The problem with these appropriations? And what some privileged people involved in SJ have forgotten? Identity politics is about identity. It isn’t about the exact terms and labels being used by individuals at certain points in time. It is about who people are and whether or not they are oppressed by this. I’ve seen some Indigenous people say that PoC isn’t a label that they feel represents them. Great. Does this mean that they somehow don’t experience racism for not being white? No. Because they are oppressed for who they are and not what ID term they might be using at the time.
Of course, I started discussing two different kinds of identity appropriation: the appropriation of oppression narratives and the appropriation of ID terms. The first works to dilute the power and impact of identity politics because it allows the notion of oppression to become so widely applicable as to loose all meaning.

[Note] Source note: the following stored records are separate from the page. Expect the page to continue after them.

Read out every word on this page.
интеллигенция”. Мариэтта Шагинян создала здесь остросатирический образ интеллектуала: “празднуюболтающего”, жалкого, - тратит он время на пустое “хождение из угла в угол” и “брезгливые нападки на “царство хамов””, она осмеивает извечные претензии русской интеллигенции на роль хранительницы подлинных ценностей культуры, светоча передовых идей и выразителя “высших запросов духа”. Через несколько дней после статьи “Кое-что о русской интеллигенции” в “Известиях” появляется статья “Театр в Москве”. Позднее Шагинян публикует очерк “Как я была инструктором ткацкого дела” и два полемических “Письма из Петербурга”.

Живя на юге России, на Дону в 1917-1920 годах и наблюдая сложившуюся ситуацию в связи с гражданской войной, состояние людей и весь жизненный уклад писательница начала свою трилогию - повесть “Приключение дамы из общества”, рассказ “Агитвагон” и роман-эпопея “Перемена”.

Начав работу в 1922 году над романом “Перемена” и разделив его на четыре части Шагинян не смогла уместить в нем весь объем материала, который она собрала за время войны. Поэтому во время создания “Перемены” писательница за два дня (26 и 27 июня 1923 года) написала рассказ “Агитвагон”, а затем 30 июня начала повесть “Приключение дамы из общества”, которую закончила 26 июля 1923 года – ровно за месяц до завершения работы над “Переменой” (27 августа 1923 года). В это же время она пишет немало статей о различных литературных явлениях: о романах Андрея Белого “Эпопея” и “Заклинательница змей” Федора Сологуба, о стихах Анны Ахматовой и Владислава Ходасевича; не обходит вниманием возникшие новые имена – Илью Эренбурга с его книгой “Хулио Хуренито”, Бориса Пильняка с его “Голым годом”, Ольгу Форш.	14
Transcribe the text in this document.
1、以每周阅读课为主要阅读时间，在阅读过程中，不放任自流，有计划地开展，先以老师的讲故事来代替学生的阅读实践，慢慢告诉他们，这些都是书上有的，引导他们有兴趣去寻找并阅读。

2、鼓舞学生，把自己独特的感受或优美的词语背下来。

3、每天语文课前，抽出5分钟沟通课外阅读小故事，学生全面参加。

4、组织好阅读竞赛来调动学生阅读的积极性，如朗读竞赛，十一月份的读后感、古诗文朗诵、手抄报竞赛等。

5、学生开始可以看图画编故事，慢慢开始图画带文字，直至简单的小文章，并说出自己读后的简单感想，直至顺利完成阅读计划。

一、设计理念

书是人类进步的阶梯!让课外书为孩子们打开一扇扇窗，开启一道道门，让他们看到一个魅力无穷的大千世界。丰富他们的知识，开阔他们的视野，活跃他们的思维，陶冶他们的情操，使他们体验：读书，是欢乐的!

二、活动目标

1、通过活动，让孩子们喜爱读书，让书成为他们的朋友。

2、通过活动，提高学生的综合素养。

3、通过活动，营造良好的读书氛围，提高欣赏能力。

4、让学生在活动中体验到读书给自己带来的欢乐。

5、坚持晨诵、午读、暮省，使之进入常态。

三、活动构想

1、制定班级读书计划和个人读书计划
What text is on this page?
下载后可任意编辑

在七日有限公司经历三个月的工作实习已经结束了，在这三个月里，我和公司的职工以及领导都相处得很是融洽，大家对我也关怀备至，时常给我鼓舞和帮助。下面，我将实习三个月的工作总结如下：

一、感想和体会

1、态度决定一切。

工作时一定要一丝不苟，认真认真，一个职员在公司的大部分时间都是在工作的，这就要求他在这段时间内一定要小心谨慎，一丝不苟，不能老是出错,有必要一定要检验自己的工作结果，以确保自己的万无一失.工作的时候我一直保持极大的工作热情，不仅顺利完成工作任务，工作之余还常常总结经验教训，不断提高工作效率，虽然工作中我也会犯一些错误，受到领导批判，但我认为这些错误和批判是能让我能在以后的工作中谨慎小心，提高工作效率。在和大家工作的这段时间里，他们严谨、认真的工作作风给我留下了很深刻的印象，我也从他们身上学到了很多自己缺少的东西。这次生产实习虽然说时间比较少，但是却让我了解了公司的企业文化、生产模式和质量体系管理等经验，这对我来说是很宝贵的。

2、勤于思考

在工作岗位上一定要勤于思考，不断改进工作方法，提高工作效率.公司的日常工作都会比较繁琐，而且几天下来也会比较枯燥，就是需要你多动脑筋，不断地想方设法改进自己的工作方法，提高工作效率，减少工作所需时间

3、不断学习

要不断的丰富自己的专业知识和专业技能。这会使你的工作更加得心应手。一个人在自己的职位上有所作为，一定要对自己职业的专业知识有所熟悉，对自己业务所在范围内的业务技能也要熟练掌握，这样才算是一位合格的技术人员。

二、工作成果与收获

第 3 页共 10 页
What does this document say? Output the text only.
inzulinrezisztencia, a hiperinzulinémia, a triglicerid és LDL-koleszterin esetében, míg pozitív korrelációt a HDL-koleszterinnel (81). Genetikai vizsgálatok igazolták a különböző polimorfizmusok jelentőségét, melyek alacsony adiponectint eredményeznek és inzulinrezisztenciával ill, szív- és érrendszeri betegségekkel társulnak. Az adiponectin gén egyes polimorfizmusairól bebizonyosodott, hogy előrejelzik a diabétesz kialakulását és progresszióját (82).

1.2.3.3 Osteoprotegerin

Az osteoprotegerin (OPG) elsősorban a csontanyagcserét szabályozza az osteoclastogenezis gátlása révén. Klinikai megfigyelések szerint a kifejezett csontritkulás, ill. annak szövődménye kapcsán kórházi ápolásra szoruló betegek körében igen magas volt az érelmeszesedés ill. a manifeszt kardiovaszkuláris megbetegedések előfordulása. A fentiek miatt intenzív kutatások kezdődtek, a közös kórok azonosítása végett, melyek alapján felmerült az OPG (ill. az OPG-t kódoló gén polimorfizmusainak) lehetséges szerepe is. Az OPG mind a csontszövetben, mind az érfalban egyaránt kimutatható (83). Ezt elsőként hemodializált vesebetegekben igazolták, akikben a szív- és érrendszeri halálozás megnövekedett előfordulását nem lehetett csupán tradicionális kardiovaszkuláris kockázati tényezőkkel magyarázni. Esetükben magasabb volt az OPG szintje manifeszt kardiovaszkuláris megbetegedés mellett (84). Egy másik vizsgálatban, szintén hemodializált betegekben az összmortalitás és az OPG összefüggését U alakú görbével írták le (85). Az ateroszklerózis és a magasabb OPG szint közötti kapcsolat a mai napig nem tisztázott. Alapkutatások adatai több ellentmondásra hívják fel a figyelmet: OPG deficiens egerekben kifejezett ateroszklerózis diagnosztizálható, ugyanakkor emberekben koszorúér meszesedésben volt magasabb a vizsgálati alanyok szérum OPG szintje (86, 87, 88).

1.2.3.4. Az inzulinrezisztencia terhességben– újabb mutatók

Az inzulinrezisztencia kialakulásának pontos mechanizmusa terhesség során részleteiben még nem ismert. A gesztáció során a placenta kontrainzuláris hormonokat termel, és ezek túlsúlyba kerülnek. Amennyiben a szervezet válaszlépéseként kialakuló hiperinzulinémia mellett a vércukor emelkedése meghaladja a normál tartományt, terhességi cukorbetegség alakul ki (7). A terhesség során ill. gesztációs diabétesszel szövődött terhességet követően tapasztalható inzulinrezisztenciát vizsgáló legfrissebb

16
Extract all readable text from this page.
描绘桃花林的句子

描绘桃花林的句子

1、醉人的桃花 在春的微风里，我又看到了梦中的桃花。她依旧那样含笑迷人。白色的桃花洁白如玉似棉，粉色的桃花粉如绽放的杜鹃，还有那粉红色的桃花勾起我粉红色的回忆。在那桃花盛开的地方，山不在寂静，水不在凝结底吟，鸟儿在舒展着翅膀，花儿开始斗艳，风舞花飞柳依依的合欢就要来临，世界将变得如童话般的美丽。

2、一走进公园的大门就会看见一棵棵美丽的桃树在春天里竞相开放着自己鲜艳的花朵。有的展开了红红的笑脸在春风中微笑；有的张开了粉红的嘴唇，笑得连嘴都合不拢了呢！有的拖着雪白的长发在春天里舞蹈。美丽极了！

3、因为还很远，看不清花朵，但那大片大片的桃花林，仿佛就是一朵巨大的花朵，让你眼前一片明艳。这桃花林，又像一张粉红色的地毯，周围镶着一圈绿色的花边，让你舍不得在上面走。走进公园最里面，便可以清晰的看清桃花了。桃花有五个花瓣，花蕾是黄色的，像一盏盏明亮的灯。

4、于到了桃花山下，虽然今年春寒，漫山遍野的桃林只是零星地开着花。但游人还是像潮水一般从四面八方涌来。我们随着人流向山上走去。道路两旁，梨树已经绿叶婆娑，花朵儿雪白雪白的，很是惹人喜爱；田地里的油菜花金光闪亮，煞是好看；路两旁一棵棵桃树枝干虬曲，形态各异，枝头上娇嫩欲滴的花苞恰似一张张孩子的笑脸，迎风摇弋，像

As Dumb Things White People Say has noted, it is hard to view anything as being true oppression without a body count. Thus, when Otherkin appropriate trans narratives, it aggravates trans* people who are literally suffering violence, death, homelessness, unemployment, etc. for being trans*. And they are suffering regardless of whatever identity term they are using to express themselves.
The appropriation of ID terms for political reasons is problematic for the same reason. It dilutes and obfuscates the impact and freedom experienced by oppressed people finding and using language to express themselves. Suddenly, the it becomes about the language and not the very real people who are suffering and being oppressed. It utterly trivializes the experiences of the people who are what they term is expressing. If you are involved in anti-oppressive politics and understand how and why the binary is oppressive this is not a good reason to ID as genderqueer.
And this isn’t about policing IDs. I’m not gonna question any person who self IDs as any of the above terms. I’m not gonna hold them to some normative notion of what it means to be genderqueer. However, they will get the ultimate side eye if I find out that they are using the term without actually being what the term represents. And, believe you me, these people actually do reveal themselves through their own admission. More than anything, this post is about trying to reach the anybody who thinks to themselves, “I believe that x is oppressive, thus I will ID as y.” This is always a mistake.
Why? Because identity politics isn’t about language. It is about identity. We all know that language changes and the terms that people use change. It isn’t about the language. First and foremost, it is about who people are and the oppression they experience as a result. Language is important for how we communicate these experiences and with each other, but it is only one way that who we are is expressed. Language is important for how we articulate and conceptualize these identities but it is not the identity itself.
Of course, then you might be thinking that if language matters less than the actual identities… Which isn’t true. Language, as limited as it is, is one of the few ways that we have for communicating inner selves to other people. Language becomes increasingly more important if a person finds that other, non-verbal avenues of expression are barred to them. And this is why it still matters, and will always matter, when people appropriate terms that aren’t theirs. It is also why trivializing and diluting the terms is a problem.